FBI Special Agent Megan Brown, who was assigned to the “counterespionage squad” at the Washington Field Office in the District of Columbia, focused on the publication of the Iraq and Afghanistan War Logs in an affidavit she submitted on this charge in December 2017.
The affidavit confirmed the Justice Department was alleging a computer crime as a way of targeting the publication of information that exposed evidence relating to U.S. torture and war crimes.
The Ever-Shifting Charge Intended To Smear Assange As A Hacker
Unfortunately for Assange's legal team, Eller's testimony is dated because the charge has shifted dramatically in the latest indictment.
Prosecutors no longer believe they have to prove anything related to Manning to convince Judge Vanessa Baraitser there was a "conspiracy to commit a computer intrusion."
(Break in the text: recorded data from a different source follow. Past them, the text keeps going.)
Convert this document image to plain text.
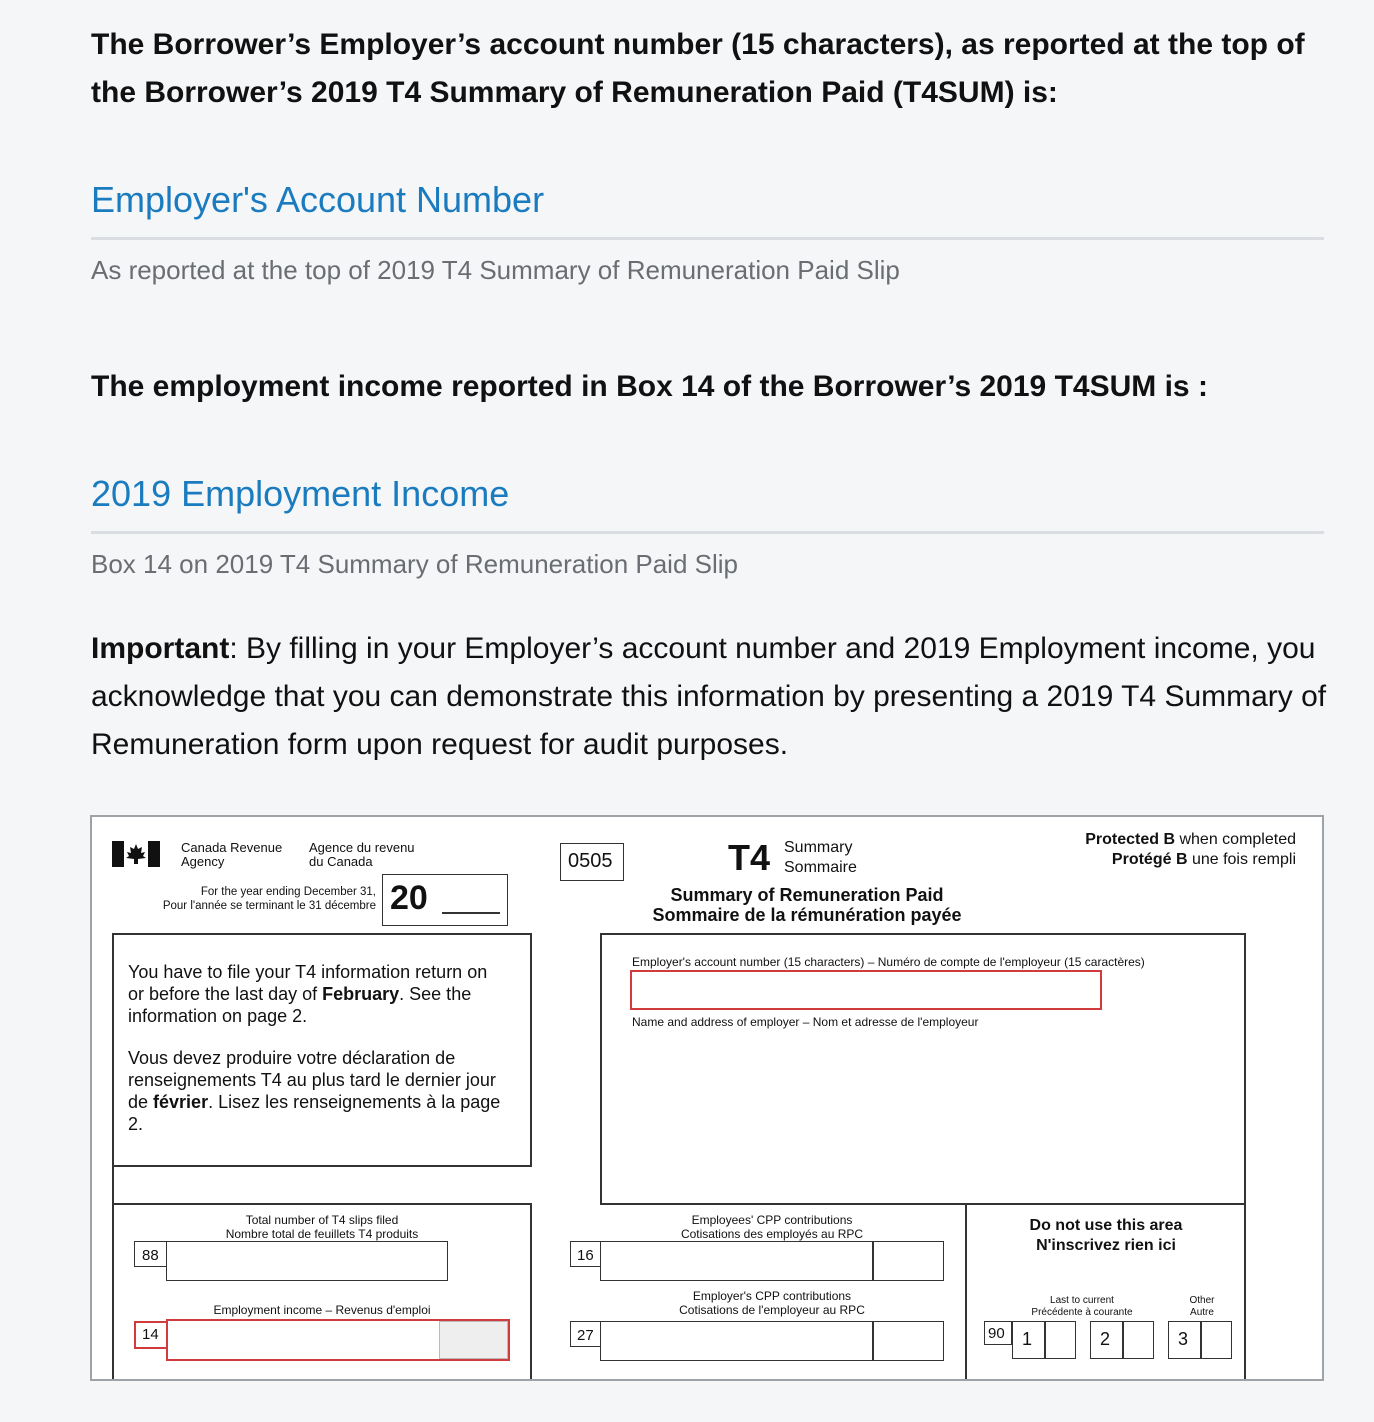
The Borrower’s Employer’s account number (15 characters), as reported at the top of the Borrower’s 2019 T4 Summary of Remuneration Paid (T4SUM) is:
Employer's Account Number
As reported at the top of 2019 T4 Summary of Remuneration Paid Slip
The employment income reported in Box 14 of the Borrower’s 2019 T4SUM is :
2019 Employment Income
Box 14 on 2019 T4 Summary of Remuneration Paid Slip
Important: By filling in your Employer’s account number and 2019 Employment income, you acknowledge that you can demonstrate this information by presenting a 2019 T4 Summary of Remuneration form upon request for audit purposes.
Canada Revenue
Agency
Agence du revenu
du Canada
For the year ending December 31,
Pour l'année se terminant le 31 décembre 20
0505	T4 Summary
Sommaire
Summary of Remuneration Paid
Sommaire de la rémunération payée
Protected B when completed
Protégé B une fois rempli
You have to file your T4 information return on or before the last day of February. See the information on page 2.
Vous devez produire votre déclaration de renseignements T4 au plus tard le dernier jour de février. Lisez les renseignements à la page 2.
Employer's account number (15 characters) – Numéro de compte de l'employeur (15 caractères)
Name and address of employer – Nom et adresse de l'employeur
Total number of T4 slips filed
Nombre total de feuillets T4 produits
88
Employment income – Revenus d'emploi
14
Employees' CPP contributions
Cotisations des employés au RPC
16
Employer's CPP contributions
Cotisations de l'employeur au RPC
27
Do not use this area
N'inscrivez rien ici
Last to current
Précédente à courante
Other
Autre
90 1	2	3
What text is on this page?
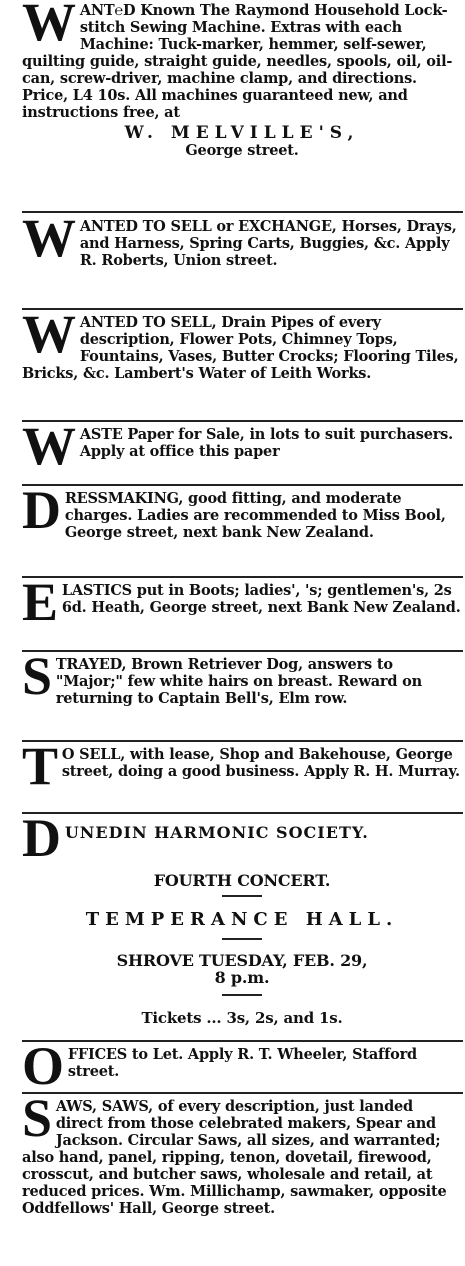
W ANT℮D Known The Raymond Household Lock-stitch Sewing Machine. Extras with each Machine: Tuck-marker, hemmer, self-sewer, quilting guide, straight guide, needles, spools, oil, oil-can, screw-driver, machine clamp, and directions. Price, L4 10s. All machines guaranteed new, and instructions free, at

W. MELVILLE'S,
George street.
W ANTED TO SELL or EXCHANGE, Horses, Drays, and Harness, Spring Carts, Buggies, &c. Apply R. Roberts, Union street.

W ANTED TO SELL, Drain Pipes of every description, Flower Pots, Chimney Tops, Fountains, Vases, Butter Crocks; Flooring Tiles, Bricks, &c. Lambert's Water of Leith Works.

W ASTE Paper for Sale, in lots to suit purchasers. Apply at office this paper

D RESSMAKING, good fitting, and moderate charges. Ladies are recommended to Miss Bool, George street, next bank New Zealand.

E LASTICS put in Boots; ladies', 's; gentlemen's, 2s 6d. Heath, George street, next Bank New Zealand.

S TRAYED, Brown Retriever Dog, answers to "Major;" few white hairs on breast. Reward on returning to Captain Bell's, Elm row.

T O SELL, with lease, Shop and Bakehouse, George street, doing a good business. Apply R. H. Murray.

D UNEDIN HARMONIC SOCIETY.
FOURTH CONCERT.
TEMPERANCE HALL.
SHROVE TUESDAY, FEB. 29,
8 p.m.
Tickets ... 3s, 2s, and 1s.
O FFICES to Let. Apply R. T. Wheeler, Stafford street.

S AWS, SAWS, of every description, just landed direct from those celebrated makers, Spear and Jackson. Circular Saws, all sizes, and warranted; also hand, panel, ripping, tenon, dovetail, firewood, crosscut, and butcher saws, wholesale and retail, at reduced prices. Wm. Millichamp, sawmaker, opposite Oddfellows' Hall, George street.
It seems like payback for embarrassing the U.S. government by unraveling their password-cracking conspiracy theory with their own digital forensic expert’s testimony.
Assange is accused in the 2020 indictment of conspiring with a hacktivist group known as LulzSec, who were convicted of offenses several years ago. He is accused of making speeches at conferences to recruit systems administrators at U.S. intelligence agencies as WikiLeaks sources, like NSA whistleblower Edward Snowden who WikiLeaks helped leave Hong Kong.
Snowden was never a WikiLeaks source, but it does not matter. This charge is a mishmash of anything hacking-related that they can fling at Assange with alleged unindicted co-conspirators suddenly included.
The judge refused a defense request to remove this conduct from the fresh extradition request, which was served against Assange weeks before the extradition trial. Assange’s legal team will have to find a way to address it in their closing argument, even though they have no witness to appropriately deal with the allegations.